Another utility we added is ‘Extract Tokens’. This operator is part of the ‘Converters’ extension. This extension contains a number of operators designed for converting different IOObjects into other useful representations. For example there is a PCA to ExampleSet operator which takes a PCA model and converts it into an ExampleSet which can be processed further or written to file. The operator are grouped depending on the object to be converted.
When using ‘Tokenize’ on a Document object you end up with a segmented document, which might look like this:
Previously, there was no way to access the individual tokens in this Document with operators. This is now solved by the new ‘Extract Tokens’ operator. This operator returns the tokens either as an ExampleSet, where each example corresponds to one token or as a collection of documents, where each item is one token.
Smile is a fast and comprehensive machine learning engine. They focus on Speed, Ease of Use, Comprehensive, Natural Language Processing and Mathematics and Statistics. This extension wraps functionality from the Smile library (http://haifengl.github.io/smile/) and provides them as operators.
What’s New with Smile
Understand your Data with Hypothesis Tests
A common question to ask about your data sets may be: What is the likelihood that the age attribute in my training data set is compatible with the age attribute in my testing data set? This question can be answered with the new ‘Compare Distributions’ operator, which is part of the Smile extension.
The operator takes two ExampleSets and compares the attributes you selected. The result is a weight vector with the probability that the two attributes are drawn from the same underlying distribution.
One major use case for this is drift of concept detection. In many cases your data may change over time. This can, for example, be caused by wear on your machines. In a deployment scenario you want to check if the data is still compatible. With this new operator you have now an additional option to do that.
More Machine Learning options – Random Forest and GBT from Smile for Regression
Many of you may know the ‘No free lunch’ theorem, stating that you always need to try many models to find the best one. That’s why it is very important to have a wide range of algorithms and different versions of algorithms available.

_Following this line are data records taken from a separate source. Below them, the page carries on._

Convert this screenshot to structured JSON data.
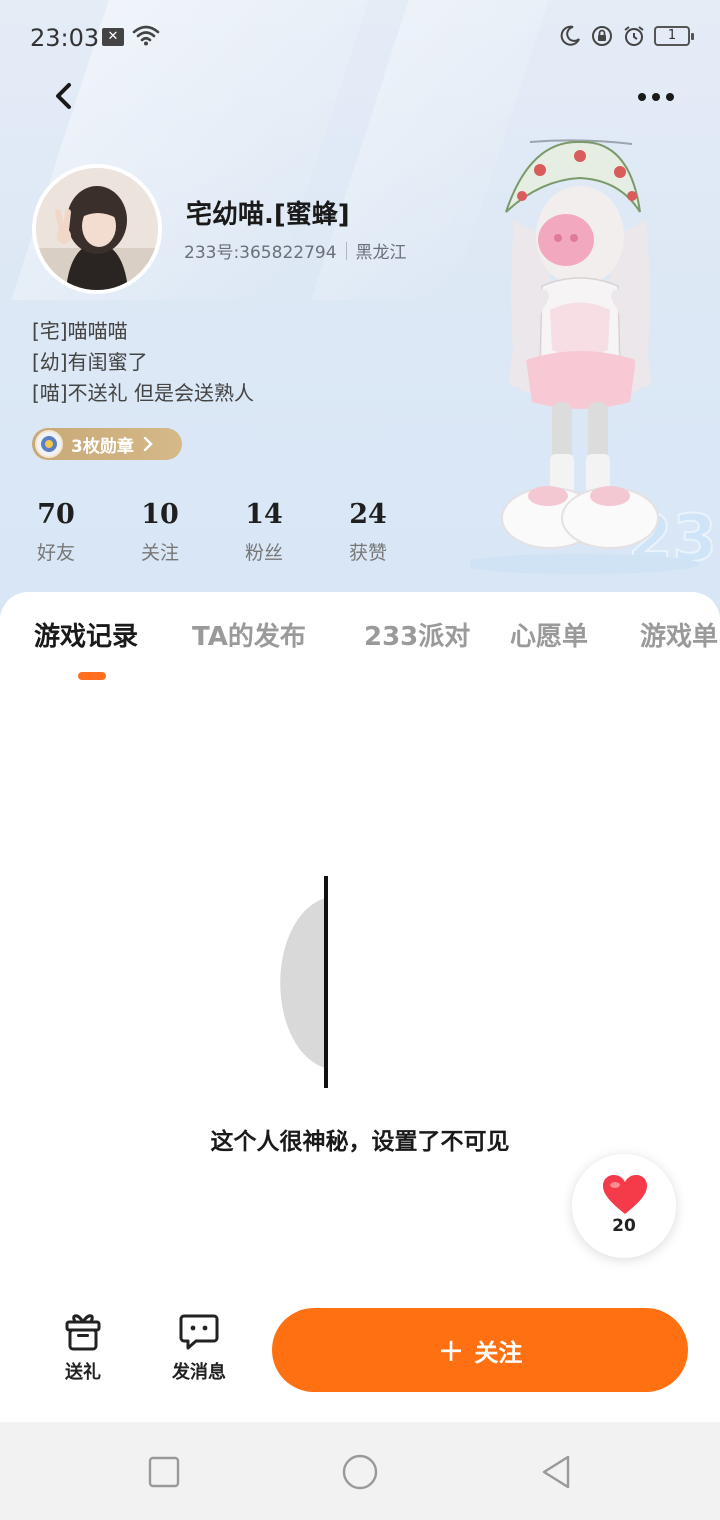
{
  "status_bar": {
    "time": "23:03",
    "notification_icon": "x-box-icon",
    "battery_level": "1"
  },
  "nav": {
    "back_icon": "chevron-left-icon",
    "more_icon": "more-dots-icon"
  },
  "profile": {
    "nickname": "宅幼喵.[蜜蜂]",
    "id_text": "233号:365822794",
    "location": "黑龙江",
    "bio": [
      "[宅]喵喵喵",
      "[幼]有闺蜜了",
      "[喵]不送礼 但是会送熟人"
    ],
    "badge_text": "3枚勋章"
  },
  "stats": [
    {
      "value": "70",
      "label": "好友"
    },
    {
      "value": "10",
      "label": "关注"
    },
    {
      "value": "14",
      "label": "粉丝"
    },
    {
      "value": "24",
      "label": "获赞"
    }
  ],
  "tabs": [
    "游戏记录",
    "TA的发布",
    "233派对",
    "心愿单",
    "游戏单"
  ],
  "active_tab": 0,
  "empty_state": {
    "message": "这个人很神秘，设置了不可见"
  },
  "like_bubble": {
    "count": "20"
  },
  "actions": {
    "gift_label": "送礼",
    "message_label": "发消息",
    "follow_label": "关注"
  },
  "colors": {
    "accent": "#ff7012",
    "badge_gold": "#c8a877",
    "header_bg": "#dde8f5"
  }
}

We’ve added two new machine learning algorithms to the ‘Smile’ extension: Gradient Boosted Trees and Random Forests. These two algorithms are implementations from the Smile library. Smile is a very interesting library, which is very fast and competes with our existing implementations. You now have the choice between two different implementations of these popular algorithms. Note that both algorithms currently only support regression problems. We will add classification versions of it in a future release.
Take a look at our extension library on RapidMiner Marketplace. Please keep in mind that these extensions are not officially supported and we, as a team, may sometimes make changes which are not backwards compatible!